Les morceaux que sont « Naked », « Leave Me Alone », « Evangelist » et « Shadow Boxing », sans être mauvais, n’apportent rien de fondamental à cette chronique surtout quand un instrumental comme « Midnight Express» est proposé. Celui-ci est une démonstration de la classe de Nuno Bettencourt. La rapidité d’exécution et le travail des étouffés sont stupéfiants. Nuno arrive à tirer de sa guitare acoustique des sons très originaux et même après des dizaines d’écoutes il m’arrive encore d’être surpris par tel ou tel plan.
Parmi les bons morceaux de cette galette, on retrouve un « No respect » à écouter très fort pour l’énergie que dégage les cris de Cherone et pout le solo supersonique et sweepé du maître, ou un « Unconditionaly », une ballade assez conventionnelle mais qui passe bien. En morceau fantôme qui vient juste après cette dernière chanson, le titre éponyme « Waiting For The Punchine » et sa rythmique lourde vient terminer un album inégal mais extrêmement attachant.
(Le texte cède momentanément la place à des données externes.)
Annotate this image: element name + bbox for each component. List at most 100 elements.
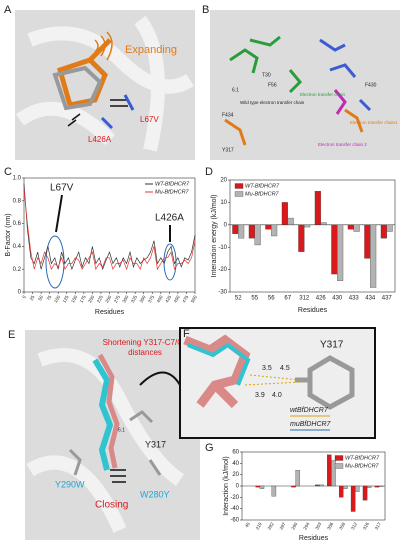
y-tick-label: 20: [232, 472, 239, 478]
bar: [374, 485, 380, 488]
y-tick-label: -40: [230, 506, 239, 512]
bar: [320, 222, 327, 225]
bar: [347, 224, 354, 230]
legend-label: Mu-BfDHCR7: [155, 189, 190, 195]
x-tick-label: 325: [130, 294, 138, 303]
x-tick-label: 225: [96, 294, 104, 303]
panel-label: F: [183, 328, 190, 340]
x-tick-label: 425: [164, 294, 172, 303]
y-tick-label: 10: [220, 200, 227, 206]
arrows: [110, 469, 126, 483]
x-tick-label: 294: [302, 521, 310, 530]
annotation: Closing: [95, 500, 128, 511]
bar: [295, 469, 300, 487]
annotation: Y317: [222, 147, 234, 153]
bar: [248, 224, 255, 239]
x-tick-label: 400: [156, 294, 164, 303]
x-tick-label: 426: [316, 296, 327, 302]
x-tick-label: 317: [374, 521, 382, 530]
bar: [291, 485, 296, 488]
bar: [331, 460, 336, 487]
x-tick-label: 56: [268, 296, 275, 302]
expand-arcs: [94, 31, 113, 61]
annotation: muBfDHCR7: [290, 421, 332, 428]
annotation: Y317: [145, 439, 166, 449]
legend-swatch: [234, 191, 244, 197]
panel-label: C: [4, 166, 12, 178]
y-tick-label: 0.4: [13, 244, 22, 250]
y-tick-label: 0: [224, 222, 228, 228]
y-tick-label: 1.0: [13, 176, 22, 182]
y-axis-title: B-Factor (nm): [5, 213, 12, 256]
bar: [254, 224, 261, 246]
bar: [265, 224, 272, 230]
x-tick-label: 350: [139, 294, 147, 303]
bar: [350, 485, 356, 512]
y-tick-label: 0: [236, 484, 240, 490]
x-axis-title: Residues: [299, 535, 329, 542]
residues-mu: [333, 89, 347, 115]
residues: [224, 108, 364, 146]
x-tick-label: 45: [244, 521, 251, 528]
bar: [238, 224, 245, 239]
legend-swatch: [334, 463, 344, 469]
bar: [259, 485, 265, 489]
y-tick-label: -10: [218, 245, 227, 251]
x-tick-label: 303: [314, 521, 322, 530]
bar: [370, 224, 377, 288]
highlight: [163, 243, 177, 281]
x-tick-label: 500: [190, 294, 198, 303]
x-tick-label: 312: [299, 296, 310, 302]
bar: [271, 224, 278, 237]
bar: [380, 224, 387, 239]
annotation: Wild type electron transfer chain: [240, 100, 305, 105]
bar: [355, 485, 360, 492]
y-tick-label: -20: [218, 267, 227, 273]
bar: [343, 485, 348, 489]
bar: [304, 224, 311, 228]
annotation: Electron transfer chain1: [350, 120, 398, 125]
annotation: Expanding: [125, 44, 177, 56]
arrow: [139, 371, 181, 386]
x-tick-label: 250: [104, 294, 112, 303]
panel-label: B: [202, 4, 209, 16]
annotation: 6.1: [232, 87, 239, 93]
y-axis-title: Interaction (kJ/mol): [223, 456, 230, 516]
distance: [244, 374, 301, 386]
panel-label: E: [8, 329, 15, 341]
x-tick-label: 287: [279, 521, 287, 530]
annotation: L426A: [155, 213, 184, 224]
x-tick-label: 100: [53, 294, 61, 303]
x-tick-label: 275: [113, 294, 121, 303]
y-tick-label: 60: [232, 450, 239, 456]
bar: [337, 224, 344, 281]
y-tick-label: -60: [230, 518, 239, 524]
helix: [15, 15, 194, 152]
y-tick-label: 0.2: [13, 267, 22, 273]
ligand-wt: [56, 38, 112, 108]
annotation: 4.0: [272, 392, 282, 399]
x-tick-label: 25: [29, 294, 36, 301]
bar: [255, 485, 261, 488]
arrows: [67, 99, 128, 127]
tyr: [295, 355, 355, 410]
x-tick-label: 312: [350, 521, 358, 530]
annotation: Electron transfer chain: [300, 92, 346, 97]
annotation: F430: [365, 82, 377, 88]
bar: [327, 454, 332, 487]
ligand-wt: [92, 358, 114, 471]
panel-label: A: [4, 4, 12, 16]
y-tick-label: 40: [232, 461, 239, 467]
arrow: [55, 194, 63, 233]
x-tick-label: 75: [46, 294, 53, 301]
bar: [314, 191, 321, 225]
bar: [315, 484, 320, 487]
y-tick-label: 0.6: [13, 221, 22, 227]
x-tick-label: 0: [21, 294, 27, 299]
bar: [364, 224, 371, 259]
x-tick-label: 150: [70, 294, 78, 303]
annotation: F434: [222, 112, 234, 118]
annotation: F56: [268, 82, 277, 88]
x-tick-label: 175: [79, 294, 87, 303]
La basse de Pat Badger prend tout son sens dans cet album et elle est d'une prépondérance qui vient pallier à l'absence des multiples instruments que Nuno incorporait dans ses compositions (cuivre entre autres). Que dire concernant les trois apparitions de Mangini, sinon qu’elles sont lumineuses car il apporte tellement plus que Paul Geary (le talon d’Achille du groupe à mon sens avec son jeu trop linéaire) avec un toucher et une puissance qui vient coller parfaitement à la musique des bostoniens, que le le jeu de Nuno se passe de commentaire et qu'enfin l’on apprécie toujours d’entendre Gary Cherone même si l’orientation de cet album ne lui permet pas d’exprimer toutes les nuances de sa voix.
Pour terminer, on ne peut pas parler d’Extreme sans évoquer, même rapidement, la teneur des textes écrits par le duo Bettencourt-Cherone. Comme à leurs habitudes, ceux-ci sont porteurs d’un propos non dénué d’intérêt, et sans être aussi polémiques qu’avec III Sides (car moins politisés), ils n’en restent pas moins attachés à décrire certains traits et faiblesses d’une humanité décidemment très imparfaite.
Absent de cet album, l’excellent « Never Been Funked » avait été vendu exclusivement en version deux titres sans jamais être associé au LP car la démocratie au sein d’Extreme en avait décidé autrement (au grand dam de Nuno). Preuve que malgré la mainmise de Nuno sur le groupe, le sens du collectif était plus important que tout. C’est sans doute ce qui a permis au groupe de se retrouver presque 15 ans après pour un nouvel album qui semble reprendre l’histoire là où elle s’était arrêtée.